Angelo G., dipendente della società ABB SAE, dopo la cessazione del rapporto di lavoro, avvenuta nel 1997, ha chiesto all'azienda di includere nel calcolo del t.f.r., per il periodo precedente al luglio 1994, il compenso da lui percepito per lavoro straordinario. L'azienda ha respinto la richiesta, sostenendo che il diritto a percepire il t.f.r. sorge quando il rapporto di lavoro cessa e che quindi ai fini del relativo calcolo si deve fare riferimento al contratto collettivo vigente al momento della cessazione del rapporto. Il lavoratore ha promosso un giudizio davanti al Pretore di Lecco chiedendo la condanna dell'azienda al pagamento di lire 753.056 per differenze di t.f.r. derivanti dalla mancata inclusione del compenso per lavoro straordinario nel calcolo della quota di t.f.r. relativa al periodo precedente al luglio 1994.
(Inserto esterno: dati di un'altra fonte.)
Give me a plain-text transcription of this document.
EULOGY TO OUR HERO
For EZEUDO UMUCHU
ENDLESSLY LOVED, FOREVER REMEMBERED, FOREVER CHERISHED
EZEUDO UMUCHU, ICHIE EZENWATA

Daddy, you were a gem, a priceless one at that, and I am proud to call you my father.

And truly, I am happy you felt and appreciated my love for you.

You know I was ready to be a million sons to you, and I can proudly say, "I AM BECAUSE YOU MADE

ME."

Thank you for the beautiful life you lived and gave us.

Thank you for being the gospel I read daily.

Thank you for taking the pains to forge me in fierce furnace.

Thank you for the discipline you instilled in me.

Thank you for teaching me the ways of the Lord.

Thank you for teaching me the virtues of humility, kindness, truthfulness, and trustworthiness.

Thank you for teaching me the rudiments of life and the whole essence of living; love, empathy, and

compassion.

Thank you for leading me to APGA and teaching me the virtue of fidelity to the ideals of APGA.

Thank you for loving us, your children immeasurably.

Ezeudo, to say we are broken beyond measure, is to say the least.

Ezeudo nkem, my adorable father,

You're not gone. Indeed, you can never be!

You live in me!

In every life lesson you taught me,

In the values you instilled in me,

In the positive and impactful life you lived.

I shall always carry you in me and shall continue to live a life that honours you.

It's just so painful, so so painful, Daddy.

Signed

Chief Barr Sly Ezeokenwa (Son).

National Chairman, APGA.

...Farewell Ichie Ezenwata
Il Pretore ha rigettato la domanda in quanto ha ritenuto applicabile soltanto il c.c.n.l. firmato nel luglio 1994, vigente al momento della cessazione del rapporto. Questa decisione è stata confermata in grado di appello dal Tribunale di Lecco, che ha ritenuto che, in materia di t.f.r., la contrattazione collettiva possa riformare in peggio la regolamentazione precedente. Il lavoratore ha proposto ricorso per cassazione, sostenendo che in seguito alla riforma attuata dalla legge n. 267 del 1982 - secondo cui il trattamento di fine rapporto viene determinato con un accantonamento annuo di un'aliquota della retribuzione - non deve farsi riferimento solo al contratto collettivo vigente al momento della cessazione del rapporto, ma anche a quelli precedenti.
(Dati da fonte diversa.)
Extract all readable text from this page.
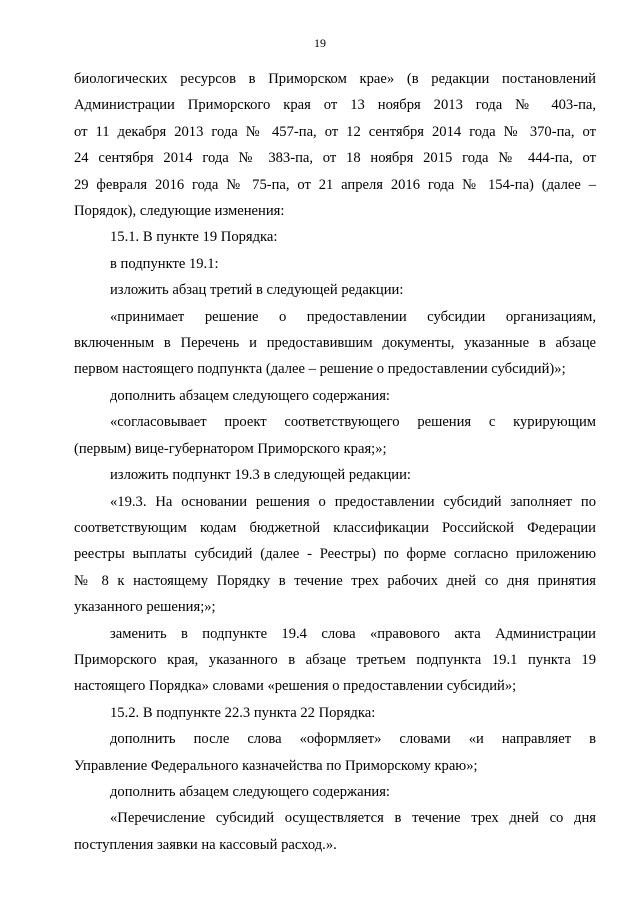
19
биологических ресурсов в Приморском крае» (в редакции постановлений
Администрации Приморского края от 13 ноября 2013 года № 403-па,
от 11 декабря 2013 года № 457-па, от 12 сентября 2014 года № 370-па, от
24 сентября 2014 года № 383-па, от 18 ноября 2015 года № 444-па, от
29 февраля 2016 года № 75-па, от 21 апреля 2016 года № 154-па) (далее –
Порядок), следующие изменения:
15.1. В пункте 19 Порядка:
в подпункте 19.1:
изложить абзац третий в следующей редакции:
«принимает решение о предоставлении субсидии организациям,
включенным в Перечень и предоставившим документы, указанные в абзаце
первом настоящего подпункта (далее – решение о предоставлении субсидий)»;
дополнить абзацем следующего содержания:
«согласовывает проект соответствующего решения с курирующим
(первым) вице-губернатором Приморского края;»;
изложить подпункт 19.3 в следующей редакции:
«19.3. На основании решения о предоставлении субсидий заполняет по
соответствующим кодам бюджетной классификации Российской Федерации
реестры выплаты субсидий (далее - Реестры) по форме согласно приложению
№ 8 к настоящему Порядку в течение трех рабочих дней со дня принятия
указанного решения;»;
заменить в подпункте 19.4 слова «правового акта Администрации
Приморского края, указанного в абзаце третьем подпункта 19.1 пункта 19
настоящего Порядка» словами «решения о предоставлении субсидий»;
15.2. В подпункте 22.3 пункта 22 Порядка:
дополнить после слова «оформляет» словами «и направляет в
Управление Федерального казначейства по Приморскому краю»;
дополнить абзацем следующего содержания:
«Перечисление субсидий осуществляется в течение трех дней со дня
поступления заявки на кассовый расход.».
La Suprema Corte (Sezione Lavoro n. 3079 del 2 marzo 2001, Pres. Trezza, Rel. Lupi) ha accolto il ricorso osservando che con la legge del 1982 il legislatore ha collegato il trattamento di fine rapporto non più all'ultima retribuzione - come era previsto in precedenza - ma a quella dovuta per ciascun anno, di cui costituisce una quota percentuale accantonata; questo meccanismo a maturazione progressiva, espressamente voluto dal legislatore per assicurare certezza della misura del diritto, postula che le regole per determinare la misura dell'accantonamento diano quelle vigenti al momento in cui esso è effettuato.
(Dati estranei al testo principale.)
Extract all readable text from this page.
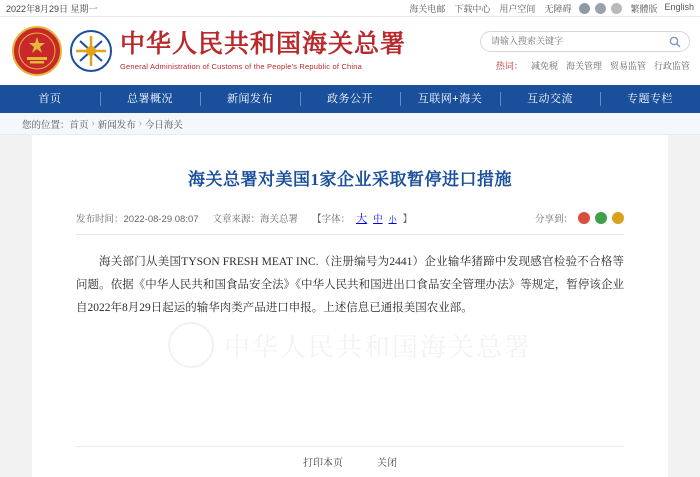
2022年8月29日 星期一	海关电邮 下载中心 用户空间 无障碍	繁體版 English
中华人民共和国海关总署
General Administration of Customs of the People's Republic of China
请输入搜索关键字	热词： 减免税 海关管理 贸易监管 行政监管
首页	总署概况	新闻发布	政务公开	互联网+海关	互动交流	专题专栏
您的位置： 首页 › 新闻发布 › 今日海关
海关总署对美国1家企业采取暂停进口措施
发布时间：2022-08-29 08:07 文章来源：海关总署 【字体： 大 中 小 】	分享到：
中华人民共和国海关总署
海关部门从美国TYSON FRESH MEAT INC.（注册编号为2441）企业输华猪蹄中发现感官检验不合格等问题。依据《中华人民共和国食品安全法》《中华人民共和国进出口食品安全管理办法》等规定，暂停该企业自2022年8月29日起运的输华肉类产品进口申报。上述信息已通报美国农业部。
打印本页	关闭
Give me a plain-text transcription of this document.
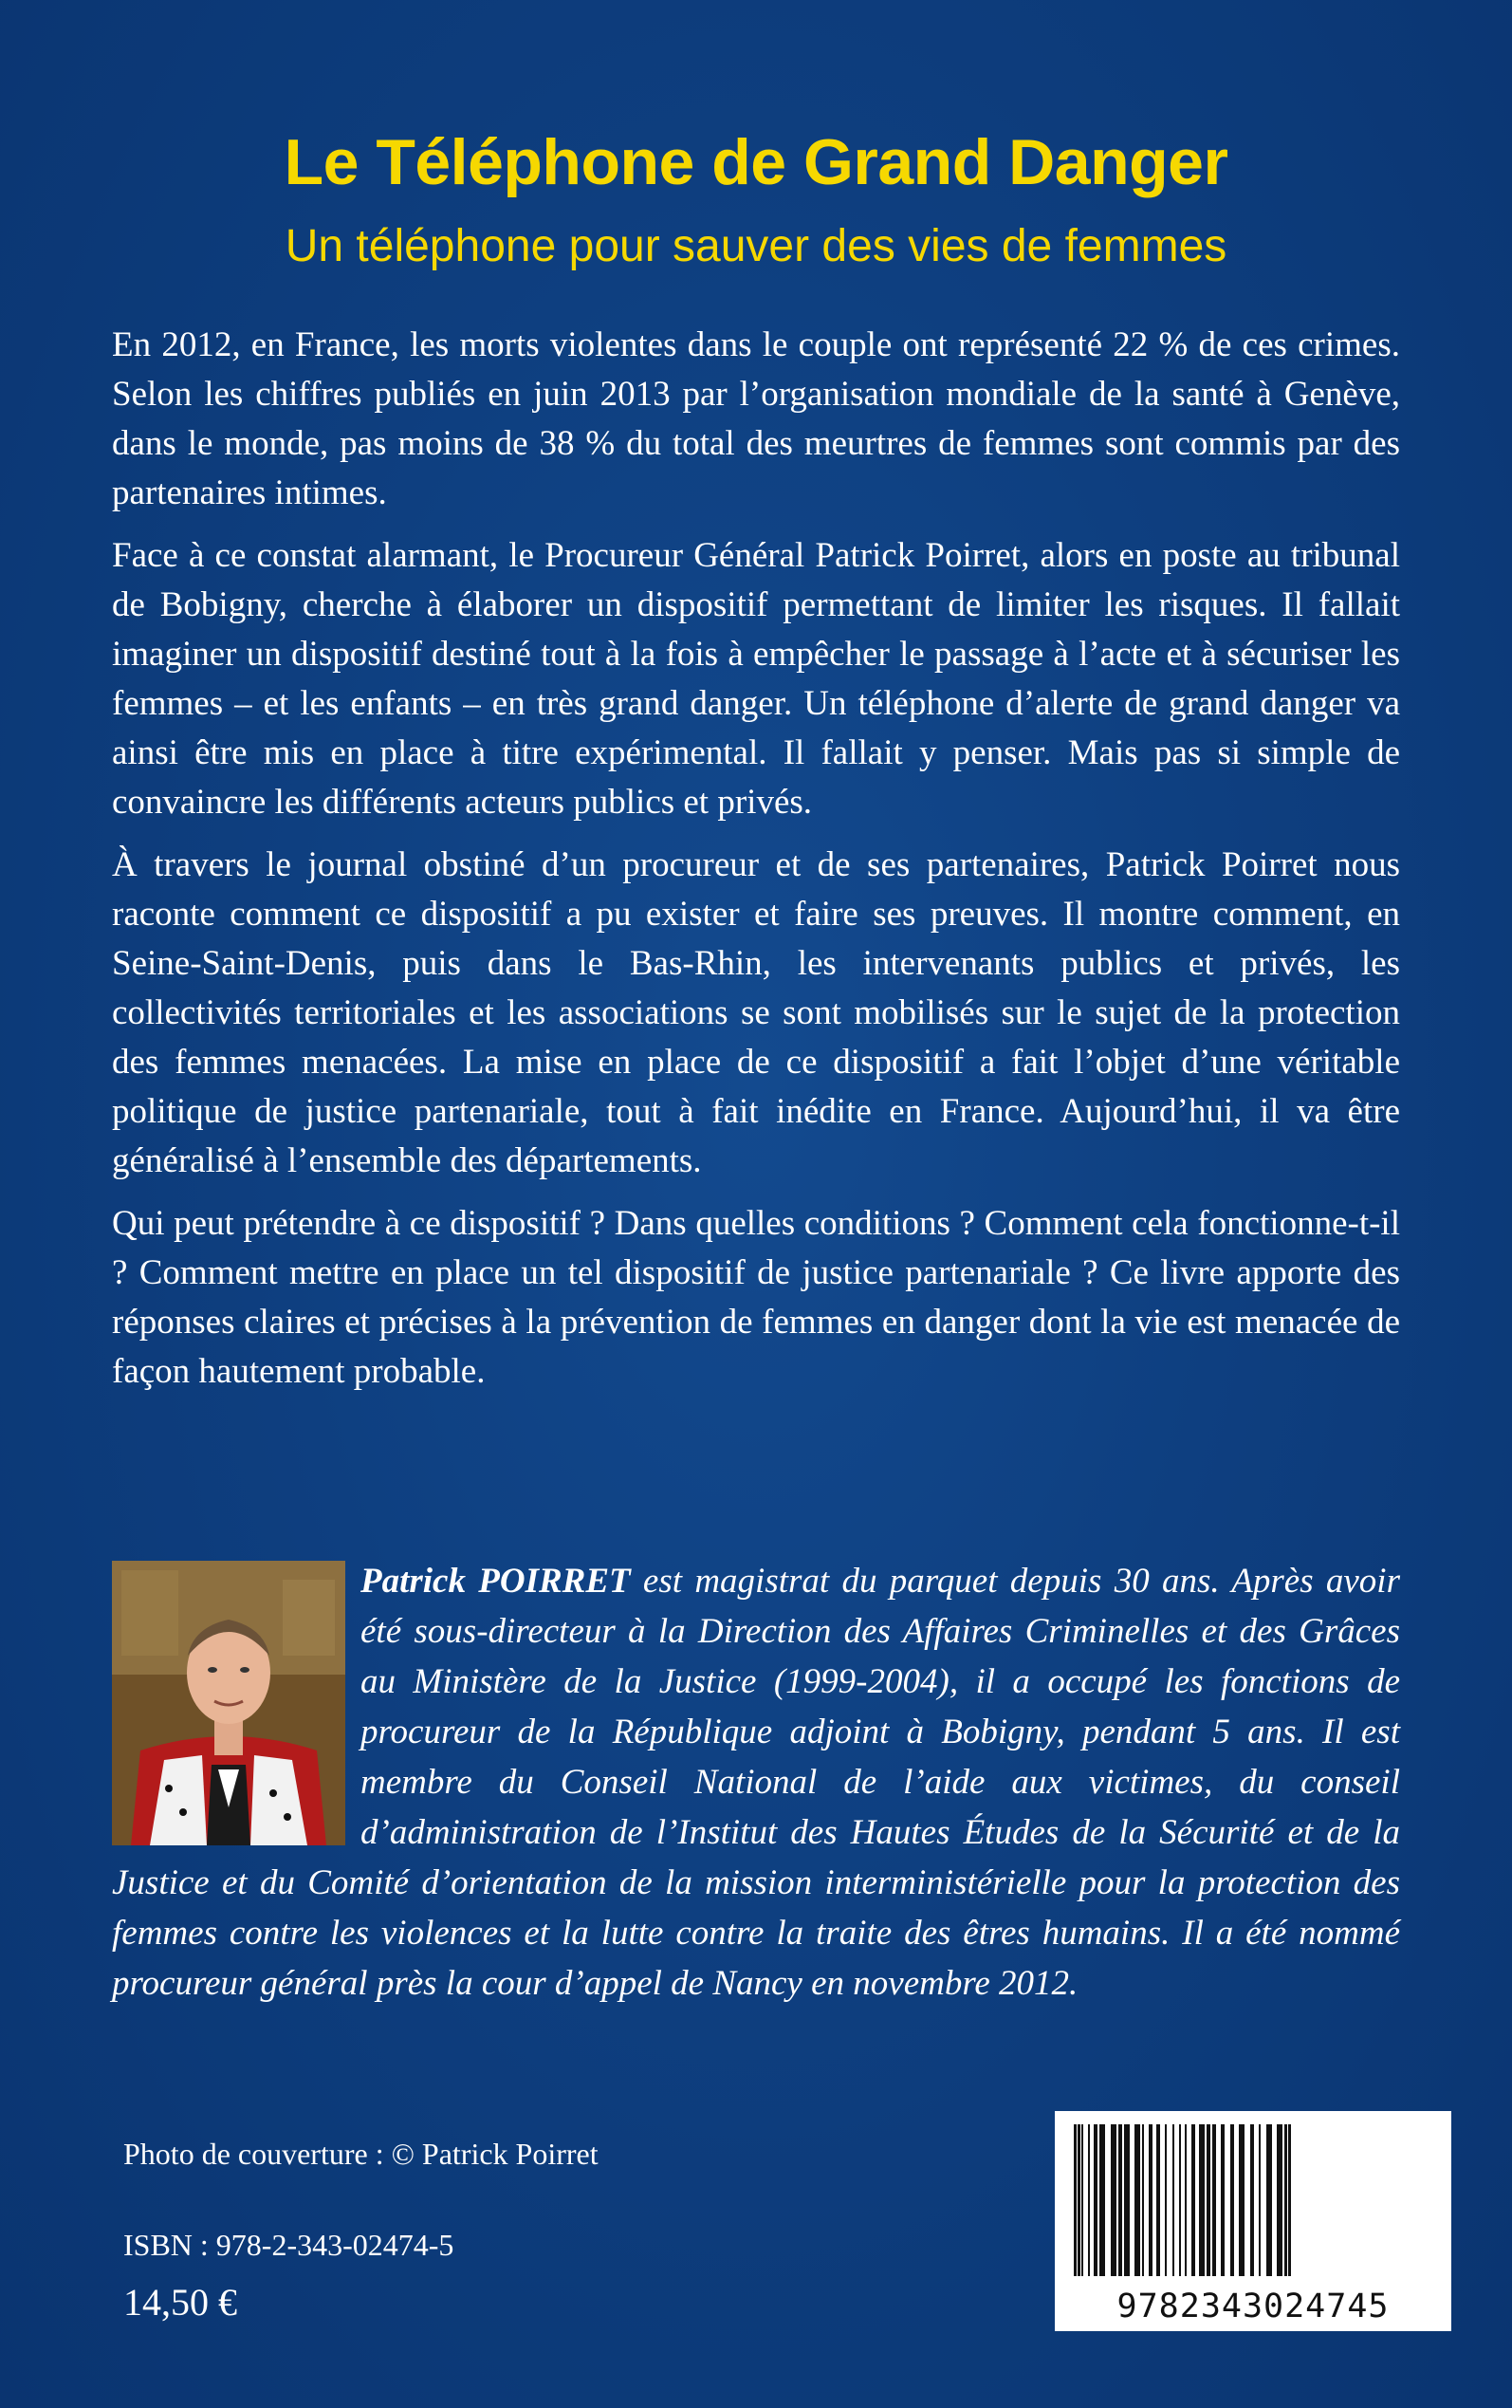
Le Téléphone de Grand Danger
Un téléphone pour sauver des vies de femmes

En 2012, en France, les morts violentes dans le couple ont représenté 22 % de ces crimes. Selon les chiffres publiés en juin 2013 par l’organisation mondiale de la santé à Genève, dans le monde, pas moins de 38 % du total des meurtres de femmes sont commis par des partenaires intimes.

Face à ce constat alarmant, le Procureur Général Patrick Poirret, alors en poste au tribunal de Bobigny, cherche à élaborer un dispositif permettant de limiter les risques. Il fallait imaginer un dispositif destiné tout à la fois à empêcher le passage à l’acte et à sécuriser les femmes – et les enfants – en très grand danger. Un téléphone d’alerte de grand danger va ainsi être mis en place à titre expérimental. Il fallait y penser. Mais pas si simple de convaincre les différents acteurs publics et privés.

À travers le journal obstiné d’un procureur et de ses partenaires, Patrick Poirret nous raconte comment ce dispositif a pu exister et faire ses preuves. Il montre comment, en Seine-Saint-Denis, puis dans le Bas-Rhin, les intervenants publics et privés, les collectivités territoriales et les associations se sont mobilisés sur le sujet de la protection des femmes menacées. La mise en place de ce dispositif a fait l’objet d’une véritable politique de justice partenariale, tout à fait inédite en France. Aujourd’hui, il va être généralisé à l’ensemble des départements.

Qui peut prétendre à ce dispositif ? Dans quelles conditions ? Comment cela fonctionne-t-il ? Comment mettre en place un tel dispositif de justice partenariale ? Ce livre apporte des réponses claires et précises à la prévention de femmes en danger dont la vie est menacée de façon hautement probable.

Patrick POIRRET est magistrat du parquet depuis 30 ans. Après avoir été sous-directeur à la Direction des Affaires Criminelles et des Grâces au Ministère de la Justice (1999-2004), il a occupé les fonctions de procureur de la République adjoint à Bobigny, pendant 5 ans. Il est membre du Conseil National de l’aide aux victimes, du conseil d’administration de l’Institut des Hautes Études de la Sécurité et de la Justice et du Comité d’orientation de la mission interministérielle pour la protection des femmes contre les violences et la lutte contre la traite des êtres humains. Il a été nommé procureur général près la cour d’appel de Nancy en novembre 2012.
Photo de couverture : © Patrick Poirret
ISBN : 978-2-343-02474-5
14,50 €	9782343024745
L'interpretazione seguita dal Tribunale - ha affermato la Corte - è in contrasto con il meccanismo di accumulazione previsto dall'art. 2120 cod. civ. e, soprattutto, con la natura di retribuzione differita dell'istituto; contrasta inoltre con l'esigenza di certezza dell'entità del trattamento, per le imprese e per i lavoratori, che costituisce la ratio della norma. Infatti - ha osservato la Corte - poiché la contrattazione collettiva potrebbe raddoppiare o dimezzare la retribuzione utile per il t.f.r., se a tale contrattazione si riconoscesse, come fa il Tribunale, effetto retroattivo non vi sarebbe alcuna possibilità di prevederne o contabilizzarne l'ammontare, sarebbero vanificate le descritte finalità della riforma, diverrebbe rischiosa per le imprese l'anticipazione della indennità ed inutile l'accertamento giudiziale dell'accantonamento; deve pertanto escludersi che la contrattazione collettiva possa attribuire effetto retroattivo alla individuazione della retribuzione utile per il t.f.r., in quanto tale pattuizione sarebbe nulla perché si porrebbe in contrasto con i principi stabiliti da norma di legge inderogabile.

La Suprema Corte ha rinviato la causa, per nuovo esame, alla Corte d'Appello di Milano, stabilendo, per il giudice di rinvio, il seguente principio di diritto: "L'individuazione della retribuzione annua utile ai fini del calcolo del t.f.r. deve operarsi, a sensi del secondo comma dell'art. 2120 cod. civ., con riferimento alla normativa legale o contrattuale in vigore al momento degli accantonamenti".